Man liest gegenwärtig sehr viel in religiösen Zeitschriften und in der Tagespresse über die wahre Aufgabe der Religion. Diese Erörterungen werden zweifellos durch die sich immer mehr verbreitende Erkenntnis hervorgerufen, daß der Formalismus in der Religion nie und nimmer dem innersten Bedürfnis der Welt nach etwas Lebendigem oder Lebenspendendem entgegenkommen kann, und diese Tatsache kann durch das blinde Bestreben, einen ausgetretenen Weg weiter zu verfolgen, nicht verdunkelt werden. Das erkannte schon siebenhundert und fünfzig Jahre vor Beginn der christlichen Zeitrechnung der Prophet Jesaja, da er schrieb: „Bringet nicht mehr Speisopfer so vergeblich, das Räuchwerk ist mir ein Greuel; Neumonde und Sabbate, da ihr zusammenkommet, Frevel und Festfeier mag ich nicht.” Dann fährt er fort: „Laßt ab vom Bösen; lernet Gutes tun”. So hat die Forderung des geistigen Sinnes zu allen Zeiten gelautet. Als Beleg dafür, daß die Menschheit allmählich zu der Erkenntnis ihres Bedürfnisses einer klaren und bestimmten Auffassung von der Religion erwacht, führen wir folgenden Ausschnitt aus einem der führenden Blätter im Staate Michigan an:
Ich wünsche, ein jeder Pastor würde einmal im Jahre eine Predigt über das Wirken der Religion halten —über ihren Platz in der Welt, ihre Ziele und Aufgaben. Dies wird wohl in den Seminarien gelehrt; aber nicht nur diejenigen, die sich dem Predigtamt widmen wollen, müssen über diese Punkte unterrichtet werden, sondern auch das Volk im allgemeinen. Der Handwerker, der Redakteur, der Künstler, der Schriftsteller, der Wissenschafter, der Politiker, der Dozent, der Lehrer — sie alle können der Welt ihre Existenzberechtigung beweisen, und dasselbe sollte auch der Religionslehrer tun können. Die Diener der Industrie, der Kunst, der Literatur, der Wissenschaft, die Diener der Gelehrsamkeit, der Häuslichkeit — und eine von diesen Bezeichnungen paßt auf einen jeden von uns —, können ohne Schwierigkeit ihre Stellung, ihre Rechte und ihre Dienste der Welt gegenüber nachweisen, und ich möchte die Geistlichkeit von Detroit ersuchen, doch um ihrer selbst willen, dasselbe zu tun.

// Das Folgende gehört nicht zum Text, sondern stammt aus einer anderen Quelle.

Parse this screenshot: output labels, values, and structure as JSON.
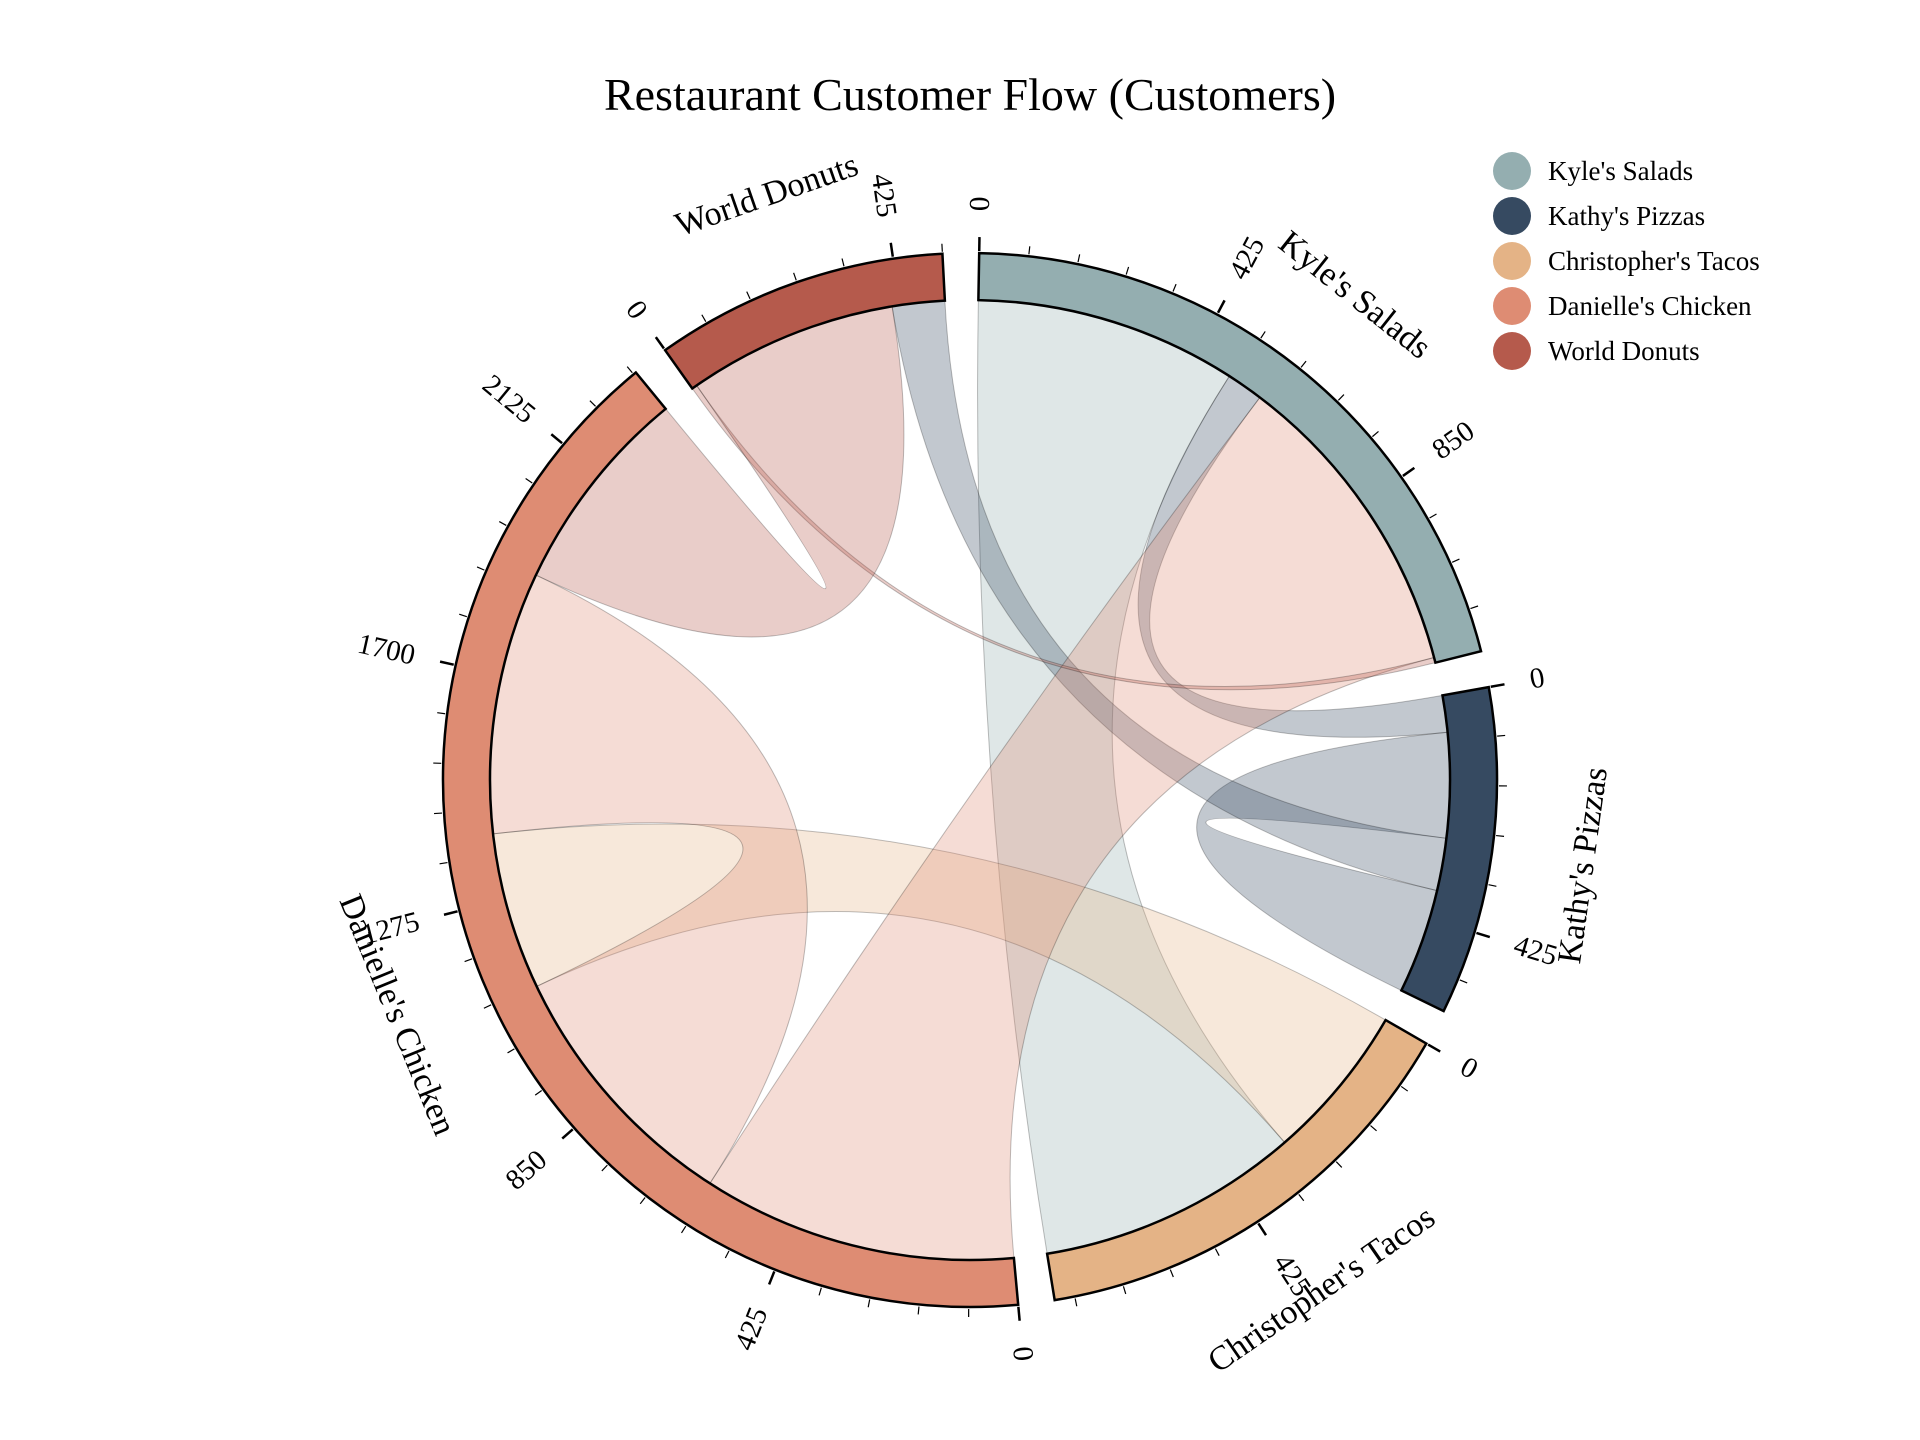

Der Artikel, dem der obengenannte Ausschnitt entnommen ist, behandelt sodann eingehend und streng sachlich den Gedanken, daß man auf Gehorsam gegen die von der Kanzel verkündete Wahrheit bestehen und deren praktische Anwendung den Menschen ans Herz legen müsse. Hier werden wir an das erste öffentliche Auftreten Christi Jesu als Religionslehrer erinnert, da er in der Synagoge zu Nazareth die folgenden eindrucksvollen Worte aus dem Propheten Jesaja vorlas: „Der Geist des Herrn ist bei mir, darum daß er mich gesalbet hat; er hat mich gesandt, zu verkündigen das Evangelium den Armen, zu heilen die zerstoßenen Herzen, zu predigen den Gefangenen, daß sie los sein sollen, und den Blinden das Gesicht, und den Zerschlagenen, daß sie frei und ledig sein sollen, und zu verkündigen das angenehme Jahr des Herrn.” Welch ein wunderbar reichhaltiger Gottesdienst! Aber damit begnügte sich der große Lehrer nicht, sondern er wies seine Zuhörer auch hin auf die früheren Demonstrationen des geistigen Gesetzes, auf die Reinigung des Aussätzigen und die Erweckung des Sohnes der Witwe. Als er das heilige Buch zutat, sagte er: „Heute ist diese Schrift erfüllet vor euren Ohren.” Wo er auch hinging, erfüllte er die Schrift, und führte ihre volle Anforderung seinen Zuhörern zu Gemüte. Dem Berichte zufolge waren jedoch seine Zuhörer bei dieser Gelegenheit nicht geneigt, die Botschaft der Wahrheit anzunehmen, sondern sie gerieten in Zorn und versuchten ihn zu töten.